A West Side woman said she was paid $1,000 in "hush money" by a Chicago police sergeant. She says it was to keep quiet about cops storming the wrong place - her place. Now, she is suing the City of Chicago after she says her apartment was mistakenly raided.
"The only thing I felt was like, please don't take my life, or my kids' life," Sharon Spearman said.
On a Sunday night last March, Spearman says Chicago police SWAT team officers broke down the door of her 3rd floor apartment in North Lawndale.
"Once they knocked the door down, they had guns all in my face, guns in my kids' face, they throw me off my bed and put the handcuffs on me. The kids were crying and screaming," she said.
Spearman says her family was terrorized for 15 minutes before officers realized they were in the wrong apartment.
"When I showed them my ID, they looked at it and then they said, they pulled me to the side, 'I think we made a big mistake.' They went next door and they did the same thing to their house, they found what they were looking for, then they came back to my house, one of the sarge, he pulled me to my room and told me, 'We are very sorry that we broke in your house, and we did this to your house, and here's $1,000 for doing this to you, we're sorry,'" Spearman said.
Spearman said she thought it was wrong to take the money, so she went to her pastor for advice.
"He told me to pray about it and he told me to get a lawyer," she said.
She did just that and then filed a lawsuit against the city.
"I'm sure the Chicago Police Department doesn't give walking around money to its SWAT teams to hand out to people to rectify situations," said Gregory Kulis, her attorney.
Spearman says her neighbor across the hall told her police took $10,000 in cash from her apartment.
"When I got the reports, the inventory report, the inventory said, indicates there was $5,000," Kulis said.
That is $5,000 less than what Spearman said her neighbor told her was seized. Kulis says he believes some of the missing money was given to his client.
"It appears on its face that someone decided on the scene that well, we can redistribute the wealth and we'll take care of Ms.
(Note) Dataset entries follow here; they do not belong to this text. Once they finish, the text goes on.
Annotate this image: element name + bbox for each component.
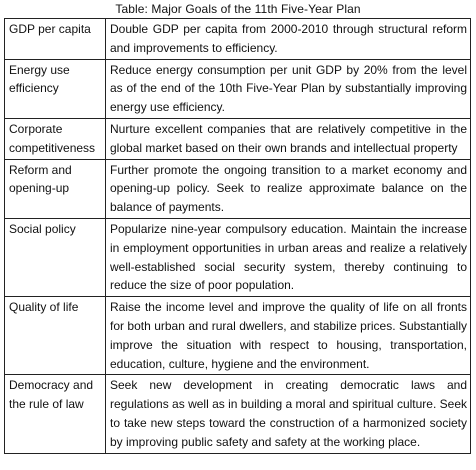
- row-description: Seek new development in creating democratic laws and regulations as well as in building a moral and spiritual culture. Seek to take new steps toward the construction of a harmonized society by improving public safety and safety at the working place.: [106, 375, 471, 453]
- table-row: [5, 375, 471, 453]
- table-row: [5, 19, 471, 60]
- row-description: Popularize nine-year compulsory education. Maintain the increase in employment opportunities in urban areas and realize a relatively well-established social security system, thereby continuing to reduce the size of poor population.: [106, 218, 471, 296]
- table-row: [5, 297, 471, 375]
- row-category: Democracy and the rule of law: [5, 375, 106, 453]
- table-row: [5, 218, 471, 296]
- goals-table: [4, 18, 471, 454]
- table-row: [5, 159, 471, 218]
- table-caption: Table: Major Goals of the 11th Five-Year Plan: [115, 2, 361, 16]
- row-description: Nurture excellent companies that are relatively competitive in the global market based on their own brands and intellectual property: [106, 118, 471, 159]
- row-description: Reduce energy consumption per unit GDP by 20% from the level as of the end of the 10th Five-Year Plan by substantially improving energy use efficiency.: [106, 59, 471, 118]
- row-description: Double GDP per capita from 2000-2010 through structural reform and improvements to efficiency.: [106, 19, 471, 60]
- row-category: Energy use efficiency: [5, 59, 106, 118]
- row-category: Social policy: [5, 218, 106, 296]
- row-category: GDP per capita: [5, 19, 106, 60]
- row-category: Corporate competitiveness: [5, 118, 106, 159]
- row-description: Further promote the ongoing transition to a market economy and opening-up policy. Seek to realize approximate balance on the balance of payments.: [106, 159, 471, 218]
- row-category: Quality of life: [5, 297, 106, 375]
- row-description: Raise the income level and improve the quality of life on all fronts for both urban and rural dwellers, and stabilize prices. Substantially improve the situation with respect to housing, transportation, education, culture, hygiene and the environment.: [106, 297, 471, 375]
- table-row: [5, 59, 471, 118]
- row-category: Reform and opening-up: [5, 159, 106, 218]
- table-row: [5, 118, 471, 159]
Spearman because we made a mistake and the way to cover this up is to not do a report," Kulis said.
Over the past 30 years, Kulis has filed many lawsuits against the police department.
"There's a lot of great police officers out there, but there are a lot of police officers who think they can go out there, they can be sloppy, they can violate people's rights, they don't even have to write a report if they do something wrong because nobody is going to suspend them," he said.
Spearman says even though it has been almost a year since police stormed her apartment, she and her children are still suffering - her son even drawing a picture of police with guns in his face.
"My kids, they were still panicking, I was scared to go to sleep in my house, I didn't want to sleep," Spearman said.
According to police misconduct data kept by the University of Chicago, the officers who came into Spearman's apartment have dozens of citizen complaints registered against them.
Chicago police and the city's law department both turned down the I-Team's requests for interviews for this report.